Остаток вечера она провела в одиночестве в бильярдной Свернулась калачиком в глубоком кожаном кресле и смотрела, как сад прячется в снег и солнечные часы, теряя очертания, превращаются в белую таинственную колонну. Она представила себе, что там, в снегопаде, ее мать, одна в саду, закутанная в темные меха. Принцесса-балерина, утопившаяся в ночных водах Сумиды.
Озябнув, девочка встала, обошла бильярдный стол и присела у мраморного камина, где газовое пламя тихонько шипело над вечными углями, которые никак не могло поглотить.
15. СЕРЕБРЯНЫЕ ТРОПЫ
Была у нее подруга в Кливленде, Ланетта, которая много чему ее научила: как быстро выбраться из машины, если клиент пытается запереть за тобой дверь, как вести себя, когда идешь покупать дозу. Ланетта была чуть старше и торчала в основном на “магике”: как она говорила – “чтобы сбить депрессняк”; если его не было, она вкачивала что под руку подвернется – от аналогов эндорфина до старого доброго опиума из Теннесси. Иначе, говорила подруга, так и будешь сидеть по двадцать часов перед видиком, смотреть всякую дрянь. Когда “магик” добавляет бодрости к теплой неуязвимости хорошего кайфа, утверждала она, вот это действительно нечто. Но Мо-на заметила, что те, кто всерьез уходит в кайф, большую часть времени корчатся по углам – блюют, и еще она никак не могла взять в толк, как кому-то может захотеться смотреть видик, если с тем же успехом можно подключиться к стиму. (А Ланетта говорила, что симстим – это еще большая дрянь.)
Мона подумала о Ланетте потому, что порой та давала ей дельные советы: например, как вывернуть неудачную ночь наизнанку. Сегодня, думала она, Ланетта посоветовала бы поискать бар и какую-нибудь компанию. У Моны еще оставались деньги после Флориды, так что дело за малым – отыскать место, где примут наличные.
Попала с первой попытки. Добрый знак. Вниз по узкому пролету бетонных ступенек, чтобы окунуться в дымный гул голосов и знакомый приглушенный ритм “Белых алмазов” Шабу. Да уж, тусовка не для пиджаков, но и не такой бар, какие коты в Кливленде называли “свой клуб”. Она совсем не заинтересована сейчас в том, чтобы пить в “их клубе”. Во всяком случае, не сегодня.
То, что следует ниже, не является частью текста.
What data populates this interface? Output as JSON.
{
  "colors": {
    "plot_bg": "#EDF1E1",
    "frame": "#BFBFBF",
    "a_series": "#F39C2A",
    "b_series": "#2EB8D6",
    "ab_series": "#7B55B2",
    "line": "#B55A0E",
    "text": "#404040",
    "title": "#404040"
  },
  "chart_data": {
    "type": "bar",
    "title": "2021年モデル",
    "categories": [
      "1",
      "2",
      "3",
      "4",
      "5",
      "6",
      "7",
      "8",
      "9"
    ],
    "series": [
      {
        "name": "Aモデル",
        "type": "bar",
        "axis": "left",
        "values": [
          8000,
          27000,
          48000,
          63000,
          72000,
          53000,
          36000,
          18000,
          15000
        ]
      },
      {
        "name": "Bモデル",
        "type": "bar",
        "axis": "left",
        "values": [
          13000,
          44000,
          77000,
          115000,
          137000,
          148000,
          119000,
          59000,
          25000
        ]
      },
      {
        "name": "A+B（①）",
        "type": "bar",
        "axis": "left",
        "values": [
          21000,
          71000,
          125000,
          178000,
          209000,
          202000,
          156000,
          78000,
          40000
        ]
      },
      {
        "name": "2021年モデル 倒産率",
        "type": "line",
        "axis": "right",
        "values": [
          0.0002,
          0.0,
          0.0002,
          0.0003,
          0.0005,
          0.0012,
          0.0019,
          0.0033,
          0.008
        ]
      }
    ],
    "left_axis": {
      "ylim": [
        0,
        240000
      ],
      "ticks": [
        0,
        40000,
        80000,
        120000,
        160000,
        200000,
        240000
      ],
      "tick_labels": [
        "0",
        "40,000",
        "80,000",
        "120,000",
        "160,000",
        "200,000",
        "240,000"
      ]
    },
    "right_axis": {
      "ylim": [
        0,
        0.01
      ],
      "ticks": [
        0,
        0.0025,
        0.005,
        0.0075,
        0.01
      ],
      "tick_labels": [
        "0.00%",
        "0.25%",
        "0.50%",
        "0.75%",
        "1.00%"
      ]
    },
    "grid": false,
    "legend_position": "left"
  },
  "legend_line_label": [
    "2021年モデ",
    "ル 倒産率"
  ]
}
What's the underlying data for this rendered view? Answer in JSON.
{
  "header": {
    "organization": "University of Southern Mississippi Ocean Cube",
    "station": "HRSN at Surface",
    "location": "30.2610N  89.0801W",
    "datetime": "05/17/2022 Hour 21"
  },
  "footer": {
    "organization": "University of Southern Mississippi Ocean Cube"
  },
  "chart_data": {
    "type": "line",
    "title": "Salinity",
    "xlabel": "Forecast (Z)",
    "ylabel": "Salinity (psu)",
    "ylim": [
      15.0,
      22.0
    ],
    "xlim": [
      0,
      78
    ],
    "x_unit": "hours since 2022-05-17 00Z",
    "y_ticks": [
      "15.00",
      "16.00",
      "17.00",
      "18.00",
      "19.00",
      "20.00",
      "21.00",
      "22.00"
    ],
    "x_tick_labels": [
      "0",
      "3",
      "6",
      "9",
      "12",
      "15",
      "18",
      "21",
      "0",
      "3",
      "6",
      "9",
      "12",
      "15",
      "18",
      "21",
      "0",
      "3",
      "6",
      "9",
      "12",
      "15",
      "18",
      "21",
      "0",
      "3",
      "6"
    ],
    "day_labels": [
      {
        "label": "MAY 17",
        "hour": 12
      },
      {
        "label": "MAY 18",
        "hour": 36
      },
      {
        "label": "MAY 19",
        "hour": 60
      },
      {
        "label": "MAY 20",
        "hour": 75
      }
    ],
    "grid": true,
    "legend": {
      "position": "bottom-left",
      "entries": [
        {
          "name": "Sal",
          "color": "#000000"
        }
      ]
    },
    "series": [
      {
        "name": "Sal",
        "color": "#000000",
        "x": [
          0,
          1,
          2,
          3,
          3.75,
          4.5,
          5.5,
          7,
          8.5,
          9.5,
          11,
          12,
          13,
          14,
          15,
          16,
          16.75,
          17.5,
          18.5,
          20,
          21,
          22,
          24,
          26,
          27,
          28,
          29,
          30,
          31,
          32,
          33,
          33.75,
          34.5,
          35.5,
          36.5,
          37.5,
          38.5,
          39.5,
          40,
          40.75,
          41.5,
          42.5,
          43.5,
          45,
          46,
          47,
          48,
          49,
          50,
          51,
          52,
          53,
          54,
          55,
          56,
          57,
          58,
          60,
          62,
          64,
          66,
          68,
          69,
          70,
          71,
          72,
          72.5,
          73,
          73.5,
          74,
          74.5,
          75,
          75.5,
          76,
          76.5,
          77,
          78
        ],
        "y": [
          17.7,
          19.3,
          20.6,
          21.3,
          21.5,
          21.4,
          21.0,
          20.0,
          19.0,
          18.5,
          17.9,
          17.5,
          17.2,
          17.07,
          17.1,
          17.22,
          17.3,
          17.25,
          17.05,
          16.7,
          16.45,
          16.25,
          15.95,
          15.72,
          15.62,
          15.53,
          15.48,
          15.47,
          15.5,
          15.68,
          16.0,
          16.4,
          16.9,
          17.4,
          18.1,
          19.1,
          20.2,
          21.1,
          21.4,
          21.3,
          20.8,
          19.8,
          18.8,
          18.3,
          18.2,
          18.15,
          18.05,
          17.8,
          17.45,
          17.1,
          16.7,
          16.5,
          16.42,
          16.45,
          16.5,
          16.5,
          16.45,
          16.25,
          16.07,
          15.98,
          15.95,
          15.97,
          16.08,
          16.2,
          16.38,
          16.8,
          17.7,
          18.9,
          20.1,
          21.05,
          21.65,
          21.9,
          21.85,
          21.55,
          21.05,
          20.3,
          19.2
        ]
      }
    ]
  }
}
Она только входила, как вдруг кто-то поднялся от стойки, собираясь на выход, так что Мона тут же проскользнула вперед и захватила его табурет, даже пластик остыть не успел – еще один добрый знак.
Бармен поджал губы, потом кивнул, когда Мона показала ему банкноту. Так что она сказала: “Плесни мне бурбона и пива вдогонку”, – это всегда заказывал Эдди, если платил за выпивку сам. Если платил кто-то другой, он, заказывал разные болтушки, которые бармен не знал, как готовить, а потом немало времени тратил на объяснения, как именно это делается. И, выпив коктейль, принимался жаловаться на то, какая же это дрянь по сравнению с тем, что смешивают в Сингапуре или Лос-Анджелесе, или в каком другом месте, где – Мона-то знала – он никогда не бывал.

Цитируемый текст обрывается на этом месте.